As already mentioned, the United Kingdom itself is full of very different variations of the English language therefore the grammar, vocabulary and pronunciation varies within the country not only outside of it. The same can be said of America which is an even larger country where the language saturated so differently that even more variations of the spoken and written (but especially spoken) English were born. 

But there is one key difference between the American and British English. The pronunciation of the ‘r’ sound. British only tend to pronounce the sound ‘r’ when it is at the beginning of the word (mostly anyway), while Americans choose to pronounce the ‘r’ in other parts of the word as well.
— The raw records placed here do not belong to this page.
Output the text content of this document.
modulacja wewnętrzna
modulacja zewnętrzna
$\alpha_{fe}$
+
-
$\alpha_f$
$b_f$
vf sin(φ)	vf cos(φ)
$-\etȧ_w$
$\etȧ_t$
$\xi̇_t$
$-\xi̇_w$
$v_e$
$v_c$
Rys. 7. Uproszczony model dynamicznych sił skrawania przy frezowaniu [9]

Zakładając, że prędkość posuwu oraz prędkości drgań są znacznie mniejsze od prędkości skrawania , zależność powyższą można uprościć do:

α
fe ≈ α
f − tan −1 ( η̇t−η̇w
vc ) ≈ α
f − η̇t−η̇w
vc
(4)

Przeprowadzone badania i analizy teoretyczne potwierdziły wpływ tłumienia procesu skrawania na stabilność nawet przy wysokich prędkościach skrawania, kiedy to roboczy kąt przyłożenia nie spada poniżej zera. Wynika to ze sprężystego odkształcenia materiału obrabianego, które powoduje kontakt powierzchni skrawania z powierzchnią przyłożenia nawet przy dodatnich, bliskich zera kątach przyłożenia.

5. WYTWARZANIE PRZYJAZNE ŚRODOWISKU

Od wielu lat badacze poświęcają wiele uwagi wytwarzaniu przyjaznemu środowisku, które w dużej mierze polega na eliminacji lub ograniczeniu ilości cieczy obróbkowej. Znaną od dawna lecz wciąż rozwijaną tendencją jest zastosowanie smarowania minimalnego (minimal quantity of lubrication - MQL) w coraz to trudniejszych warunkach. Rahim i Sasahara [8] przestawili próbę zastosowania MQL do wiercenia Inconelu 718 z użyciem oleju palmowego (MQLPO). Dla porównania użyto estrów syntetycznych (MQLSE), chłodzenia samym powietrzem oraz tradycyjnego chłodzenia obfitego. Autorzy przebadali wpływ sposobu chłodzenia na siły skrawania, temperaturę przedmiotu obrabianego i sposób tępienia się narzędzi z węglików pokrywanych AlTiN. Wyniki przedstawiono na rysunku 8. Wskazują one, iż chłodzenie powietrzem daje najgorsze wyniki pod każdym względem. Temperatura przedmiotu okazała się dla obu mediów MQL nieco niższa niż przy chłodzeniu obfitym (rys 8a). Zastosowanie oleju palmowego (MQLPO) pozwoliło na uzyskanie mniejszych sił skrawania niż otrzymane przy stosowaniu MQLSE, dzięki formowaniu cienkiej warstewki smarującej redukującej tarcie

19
In words like car, bar or star the r is distinctly defined by an American accent which rolls the ‘r’ sound off the tongue loud and clear, while the British may choose to leave the word with an open ‘aaah’ ending.

Vocabulary differences

While being considered one language, some of the words may vary greatly depending on whether you are in the US or in the UK. The changes that were made possible through assimilation with local languages and different leads in language formation remain present in the language today. Check out some of the biggest differences between British and American English vocabulary below.

Take our British VS American English language quiz by clicking here.

Spelling differences

Although many words in both variants of the language have just slight changes that are singular and not found in many words but there are also several common themes among spelling differences in words.

The -t ending turns into -ed ending. The irregular verbs are quite hard to get a grasp on for non-native speakers. But their acquisition is made even harder by the varying ending. While some might be taught that the -t ending in the past form of the verb is interchangeable with the -ed ending, that is not entirely true. These two different variations depend on whether you are learning British English or American English.

A quite strange change has occurred with -ence/-ense endings and -ise/-ize endings. While the British English variant users tend to employ the -ence ending in words like licence or offence, Americans may choose to use a much softer sounding ending of -ense: license or offense. This is not particularly strange on its own, but when put together with the -ise/-ize ending, in words like organise or appetise, it becomes peculiar. While the letter ‘c’ is much sharper than the letter ‘s’, with which it was replaced in the American variant, the letter ‘z’ is much sharper, thus going against the seemingly set tendency that the American English employs sharper sounds. There is no real explanation as to why this is the case and it is probably best not to look for these systematic tendencies when trying to learn a language but rather stick to a chosen variant for less complications and a smoother acquisition process.

Is it centre or center? Fibre or fiber? Well, depending on where you are in the world it might be either. Although the difference between these two words is virtually non-existent and simply depends on preference, some people may choose to employ the -re when describing places (like a language centre) and -er for concepts (like center – the middle of something)

Double l vs single l, ou vs o, ogue vs og and so on… notice how there are fewer letters in the American variant? There is a theory that this was done due to the fact that when writing in American newspapers the cost of an article was determined per letter and wanting to save a little bit of money, American writers got rid of unnecessary letters that did not change the word too much as to not be recognizable. However, that is just a theory and either of the variants are now accepted in all parts of the world.

Which should you use?

There is no real case built for choosing one English variant over the other. You do not even have to pick between the two as there are so many more. It is important to remember that it is still the same language and therefore you will be learning most of the same rules, vocabulary and the greatest difference comes with culture so the choice is entirely up to you as using one or other variation will most likely not cause a miscommunication.

However, if you need some points to consider before choosing which variant to settle on, here are several:

  • The US is the largest English speaking country in the world, The UK is only the 6th! That means that there are approximately 230 000 000 more American English speakers than British speakers. 
  • British English is usually considered more formal and tends to employ words such as ‘shall’ that are considered more or less outdated by American English speakers and replaced with ‘will’ or ‘should’.
  • The standard for most English teaching Institutions not located in America is the British English variant.
  • Both of these variants can get you the results you desire!